Situations in which brain imaging is mandatory, with magnetic resonance imaging generally being preferred modality
Limbic encephalitis and other recently characterised conditions in which psychiatric symptoms are prominent
Over the past decade, it has been recognised that various presentations can arise consequent to antibodies directed at neuronal cell surface antibodies that particularly target the limbic system. Although originally identified as paraneoplastic phenomena, it is now recognised that limbic encephalitis can arise in the absence of malignancy, often in young women. Most closely associated with psychiatric presentations is N-methyl-D-aspartate (NMDA) receptor antibody encephalitis, the early manifestations of which are often anxiety, dramatic expressions of distress (seeming ‘hysterical’), affective disturbance and psychosis. Delirium, seizures and severe autonomic disturbance can then supervene, although the range of presentation is wide. Other syndromes relating to other autoantibodies are increasingly recognised (Table 4).
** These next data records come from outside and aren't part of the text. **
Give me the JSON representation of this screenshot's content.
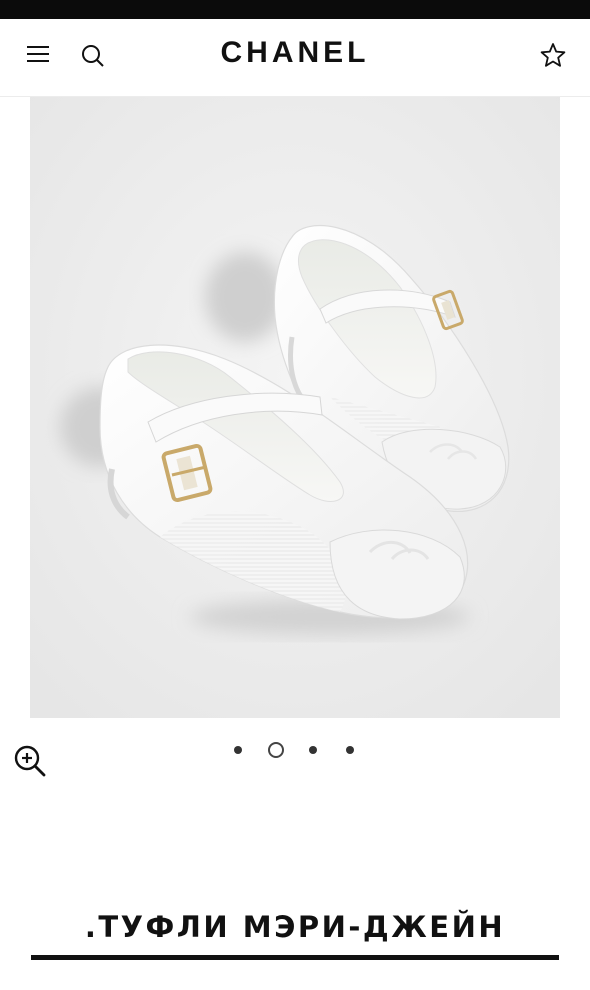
{
  "header": {
    "brand": "CHANEL",
    "menu_icon": "hamburger-menu-icon",
    "search_icon": "search-icon",
    "wishlist_icon": "star-icon"
  },
  "product": {
    "image_alt": "white Mary Jane shoes with gold buckle and cap toe",
    "zoom_icon": "zoom-in-icon",
    "title": ".ТУФЛИ МЭРИ-ДЖЕЙН"
  },
  "carousel": {
    "total": 4,
    "active_index": 1
  },
  "colors": {
    "top_bar": "#0b0b0b",
    "image_background": "#ebebeb",
    "text": "#111111"
  }
}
These diagnoses should always be considered in the presence of movement disorder, seizures, prominent cognitive impairment, autonomic disturbance or treatment resistance. In many such cases, viral encephalitis will have already been a consideration and have prompted lumbar puncture (LP) and cerebrospinal fluid (CSF) analysis. However, it is conceivable that, in time, screening for these autoimmune conditions will be extended to all first presentations of psychosis. Diagnosis is based on detection of the relevant autoantibodies (presence in CSF being more specific than in serum), imaging (although magnetic resonance imaging [MRI] can be normal) and clinical judgement. Treatment centres on immunosuppression, supportive care and the exclusion and/or identification and treatment of any underlying tumour.
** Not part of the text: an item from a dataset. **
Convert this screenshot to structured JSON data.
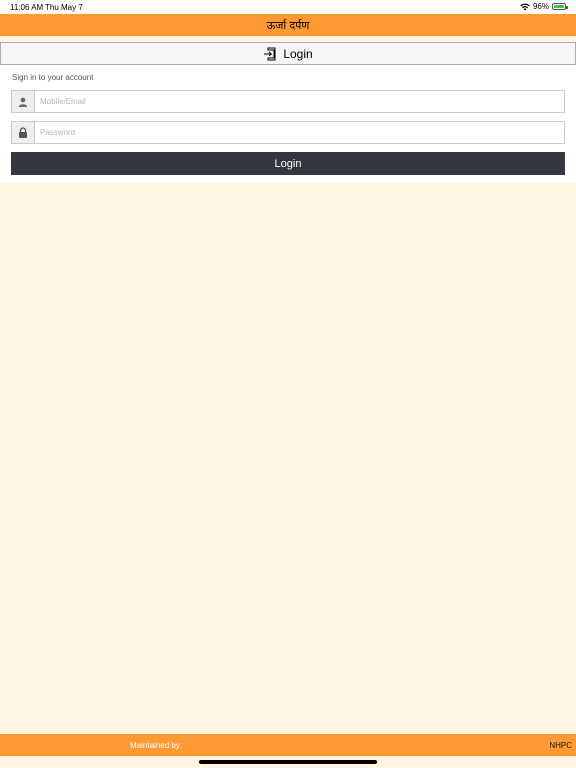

Limbic encephalitis is also a potential differential diagnosis in older first-presentations of psychosis, when an underlying malignancy is more likely. As age increases, the possibility that psychosis is consequent to an underlying neurodegenerative condition also increases. Visual hallucinations can suggest Lewy body dementia, which, given its fluctuating presentation, is easily mistaken for delirium. However, it is also increasingly recognised that certain genetic mutations giving rise to FTD can initially present with psychosis, which can take the more typically ‘psychiatric’ form of persecutory delusions and auditory hallucinations. The classic association is with the C9orf72 mutation (which can be tested for);11 one would expect poor performance on cognitive tests tapping into executive function (eg letter fluency), a collateral history of disinhibition and personality change, and an MRI scan showing localised frontal atrophy.
Conclusion
Here, we have focused on cases in which psychiatric symptoms arise from pathology that is already extant and detectable with a reasonable index of suspicion. However, there will always be some cases that only time will reveal; essentially, an underlying pathophysiological process has produced psychiatric symptoms early in its course, before other manifestations. It is often harsh to describe these as ‘missed diagnoses’, but it does emphasise the importance of a willingness to re-examine diagnoses if presentations change and unexpected symptoms appear. Equally, presentations highly suggestive of an ‘organic’ basis (rapid onset, disorientation or fluctuating presentation) can occur following psychological distress, sleep deprivation or sensory deprivation in the context of a ‘normal’ brain. Sometimes, only time and an open mind, on the part of both psychiatrists and physicians, will enable diagnostic clarity.
Declaration of interest
We confirm that there are no competing interests.